Australia’s experience of lurbinectedin for patients with advanced refractory small cell lung cancer (SCLC) is similar to that reported in clinical trials, providing reassurances of real-world efficacy and toxicities, researchers say.
The synthetic alkaloid is a selective inhibitor of oncogenic transcription, which received provisional approval for use in Australia in 2021 under the brand name Zepzelca.
To assess its use in Australia, a team at Peter Mac Cancer Centre, Melbourne, analysed real-world data from 46 patients with small cell lung cancer (SCLC) initiating lurbinectedin monotherapy (3.2 mg/m2 three-weekly) across seven sites as part of an early access program in Australia between May 2020 and December 2021.
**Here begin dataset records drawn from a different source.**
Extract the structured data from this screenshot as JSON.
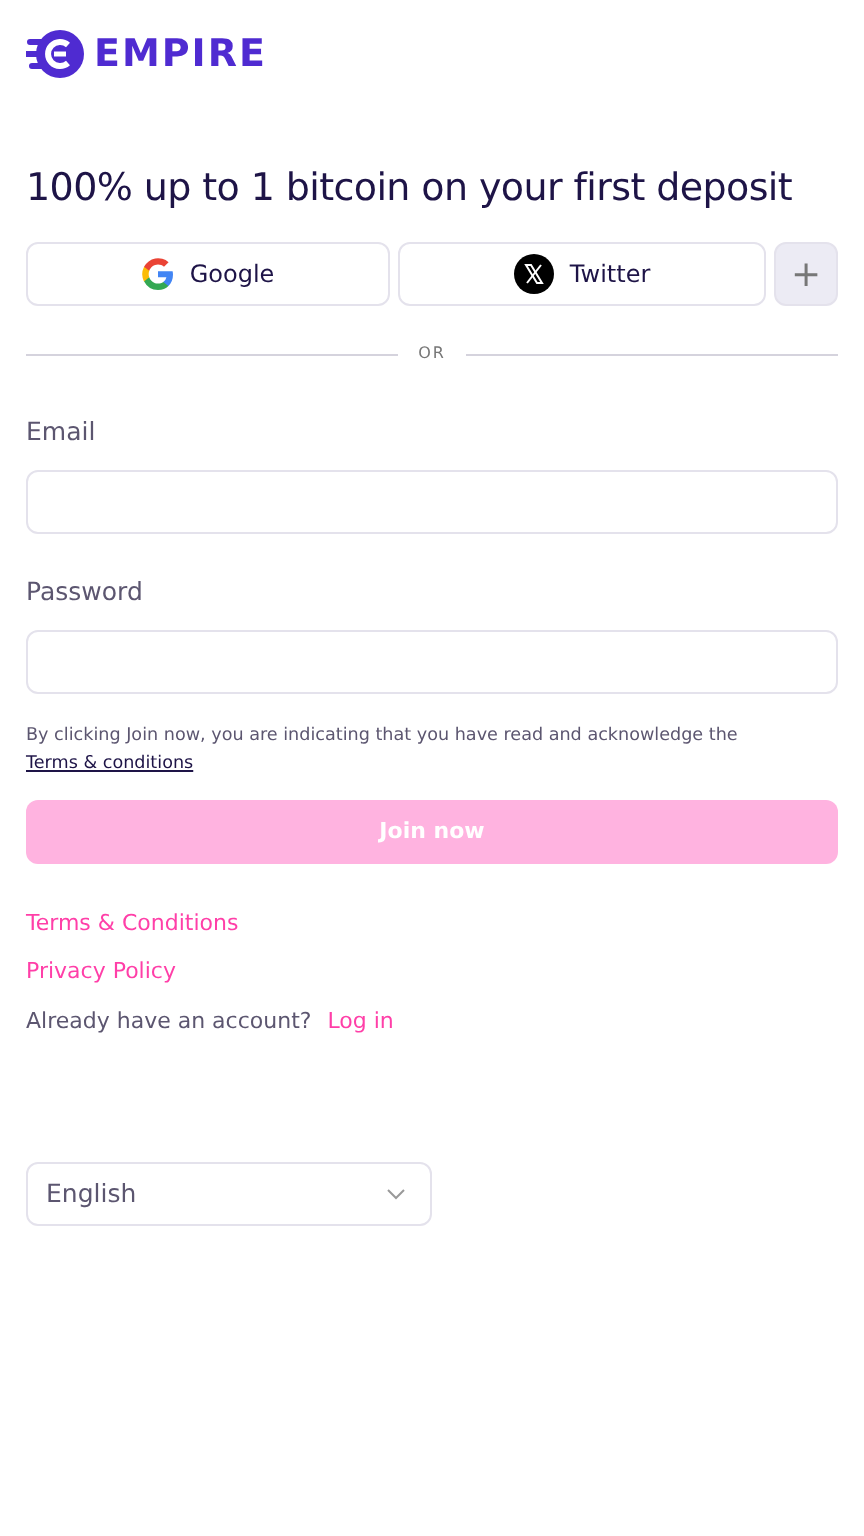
{
  "logo": {
    "text": "EMPIRE"
  },
  "headline": "100% up to 1 bitcoin on your first deposit",
  "social_buttons": [
    {
      "kind": "google",
      "label": "Google"
    },
    {
      "kind": "twitter",
      "label": "Twitter"
    },
    {
      "kind": "more",
      "label": "+"
    }
  ],
  "divider": "OR",
  "fields": [
    {
      "label": "Email"
    },
    {
      "label": "Password"
    }
  ],
  "consent": {
    "text": "By clicking Join now, you are indicating that you have read and acknowledge the",
    "link": "Terms & conditions"
  },
  "join_button": {
    "label": "Join now",
    "disabled": true
  },
  "links": [
    "Terms & Conditions",
    "Privacy Policy"
  ],
  "login_prompt": {
    "text": "Already have an account?",
    "link": "Log in"
  },
  "language": "English"
}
All patients (median age 67, 57% female) had extensive stage disease by the time of lurbinectedin initiation, most of which involved two or more metastatic sites of disease (72%); mostly bone (48%), liver (46%), lung (46%) and brain (39%).
The novel oncogenic transcription inhibitor was given as a second- (83%) or subsequent- (17%) line therapy, mostly with prior chemoimmunotherapy (87%), said the study authors.
All patients received first-line platinum doublet therapy (96% carboplatin), with the majority in combination with ICI (atezolizumab (n = 35); durvalumab (n = 2)).
Only two individuals were alive at data cutoff and both had discontinued lurbinectedin, one because of toxicity and the other because of progression.
The median duration of therapy was 64 days and half of the cohort received three or fewer cycles of lurbinectedin.
Writing in the Internal Medicine Journal [link here], the researchers said dose modifications (17%) and interruptions/delays (24%) were common, while there were also high-grade toxicities (28%) and hospitalisations (54%) during treatment.
Almost half of the hospitalisations were related to lurbinectedin.
The overall response rate was 33% and the disease control rate was 50%. For second and subsequent lines, the overall response rate was 26% and 56%, respectively.